Hey I’m playing with kitty protocol and my first task is to write “\e[14t” to stdout and read the response. I’m struggling to work out how to make it work.
What is the correct way to use IO.binstream?
Hey I’m playing with kitty protocol and my first task is to write “\e[14t” to stdout and read the response. I’m struggling to work out how to make it work.
What is the correct way to use IO.binstream?
I suppose you read the docs. What have you tried so far?
IO.puts("\e[14t;")
input = IO.gets(:stdio)
IO.puts(input)
binstream = IO.binstream(:stdio, :line)
binstream |> IO.write("\e[14t;")
inputs = IO.read(binstream, :line)
IO.puts(inputs)
I’m struggling to understand how the docs relate to the libc/POSIX concepts tbh
I found Get cursor position in command line (Elixir) - Stack Overflow but it seems like they have the same problem.
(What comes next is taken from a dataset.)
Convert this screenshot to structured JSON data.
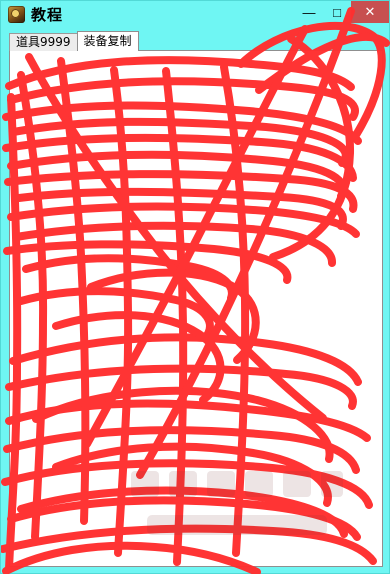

I looked at the IO.ANSI stuff but it looks like they only write to the terminal, and don’t read say - cursor position.
So after a bunch of hacking i found something that works, kinda… (testing in ghostty btw Ghostty Docs)
IO.binwrite("\e[14t;")
output = IO.binread(:line)
output_fixed = IO.chardata_to_string(output)
IO.inspect(Regex.named_captures(~r/^\e\[4;(?<height_px>\d+);(?<width_px>\d+)t/, output_fixed))
it’s not perfect - you have to hit enter to trigger the :line in the binread, and it doesn’t work in IEX.
Any tips would be appreciated
I thought i could do IO.binread(3) to see if the terminal gives back the ["\e", "[", "4"]
sequence, before reading until i get the t character, but for some reason the IO.binread needs enter to be applied before it works. it’s like it’s line buffering somehow.